There can be no rule in these matters, except one 'the outer is transient, the innermost - permanent and changeless', though ever new in appearance and action.
The outer self and the inner both are imagined. The obsession of being an 'I' needs another obsession with a 'super-l' to get cured, as one needs another thorn to remove a thorn, or another poison to neutralize a poison.
Silence is the main factor. In peace and silence you grow.
Trust the teacher. Take my own case. My Guru ordered me to attend to the sense 'I am' and to give attention to nothing else. I just obeyed. I did not follow any particular course of breathing, or meditation, or study of scriptures.
Whatever happened, I would turn away my attention from it and remain with the sense ‘I am', it may look too simple, even crude. My only reason for doing it was that my Guru told me so. Yet it worked! Obedience is a powerful solvent of all desires and fears.

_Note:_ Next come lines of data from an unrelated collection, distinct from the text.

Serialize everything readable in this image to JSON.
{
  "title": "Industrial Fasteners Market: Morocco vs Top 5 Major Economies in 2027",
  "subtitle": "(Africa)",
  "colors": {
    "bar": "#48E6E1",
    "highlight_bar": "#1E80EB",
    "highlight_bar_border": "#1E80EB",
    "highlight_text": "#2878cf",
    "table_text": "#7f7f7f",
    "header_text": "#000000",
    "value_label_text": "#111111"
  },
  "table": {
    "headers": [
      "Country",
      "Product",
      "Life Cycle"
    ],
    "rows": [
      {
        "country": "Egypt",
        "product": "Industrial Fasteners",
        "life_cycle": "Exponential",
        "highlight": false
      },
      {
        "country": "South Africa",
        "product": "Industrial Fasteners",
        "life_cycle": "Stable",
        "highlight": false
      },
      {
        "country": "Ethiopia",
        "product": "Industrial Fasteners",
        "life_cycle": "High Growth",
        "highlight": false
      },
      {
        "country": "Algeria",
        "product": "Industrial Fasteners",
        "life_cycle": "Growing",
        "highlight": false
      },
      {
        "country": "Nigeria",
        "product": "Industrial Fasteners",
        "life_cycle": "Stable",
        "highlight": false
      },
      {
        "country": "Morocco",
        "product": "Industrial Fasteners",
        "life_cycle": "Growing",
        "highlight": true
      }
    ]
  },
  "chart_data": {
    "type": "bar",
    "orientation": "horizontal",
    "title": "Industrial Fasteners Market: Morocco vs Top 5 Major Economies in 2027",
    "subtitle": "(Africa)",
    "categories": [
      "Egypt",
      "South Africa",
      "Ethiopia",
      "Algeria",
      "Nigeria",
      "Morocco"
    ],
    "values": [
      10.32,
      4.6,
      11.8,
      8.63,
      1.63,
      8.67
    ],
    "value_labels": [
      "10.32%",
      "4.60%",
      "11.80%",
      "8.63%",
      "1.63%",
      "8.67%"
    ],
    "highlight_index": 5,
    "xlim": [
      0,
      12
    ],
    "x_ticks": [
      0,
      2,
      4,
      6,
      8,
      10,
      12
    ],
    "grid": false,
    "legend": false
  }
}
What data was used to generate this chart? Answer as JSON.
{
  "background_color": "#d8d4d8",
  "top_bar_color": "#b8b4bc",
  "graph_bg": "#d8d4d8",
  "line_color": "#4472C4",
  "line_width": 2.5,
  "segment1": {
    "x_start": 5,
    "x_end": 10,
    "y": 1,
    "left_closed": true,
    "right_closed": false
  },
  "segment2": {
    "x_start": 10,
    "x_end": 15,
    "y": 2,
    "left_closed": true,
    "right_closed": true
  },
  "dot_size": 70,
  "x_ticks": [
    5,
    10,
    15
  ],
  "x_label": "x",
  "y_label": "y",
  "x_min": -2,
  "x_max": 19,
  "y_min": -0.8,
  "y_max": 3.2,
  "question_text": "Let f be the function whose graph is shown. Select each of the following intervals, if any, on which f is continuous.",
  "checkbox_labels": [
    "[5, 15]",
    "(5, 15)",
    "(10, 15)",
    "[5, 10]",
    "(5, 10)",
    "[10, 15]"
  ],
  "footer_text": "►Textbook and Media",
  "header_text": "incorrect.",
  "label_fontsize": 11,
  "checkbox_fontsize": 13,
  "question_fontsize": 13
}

Just turn away from all that occupies the mind; do whatever work you have to complete, but avoid new obligations; keep empty, keep available, resist not what comes uninvited. In the end you reach a state of non-grasping, of joyful non-attachment, of inner ease and freedom indescribable, yet wonderfully real.
Things happen as they happen; blame or praise are apportioned later, after the sense of doership appearing.
Considering the endless list of factors required for anything to happen, one can only admit that everything is responsible for everything, however remote. Doership is a myth born from the illusion of 'me' and 'the mine'.
You have invented words like effort, inner, outer, self, etc. and seek to impose them on reality. Things just happen to be as they are, but we want to build them into a pattern, laid down by the structure of our language.
So strong is this habit, that we tend to deny reality to what cannot be verbalised. We just refuse to see that words are mere symbols, related by convention and habit to repeated experiences.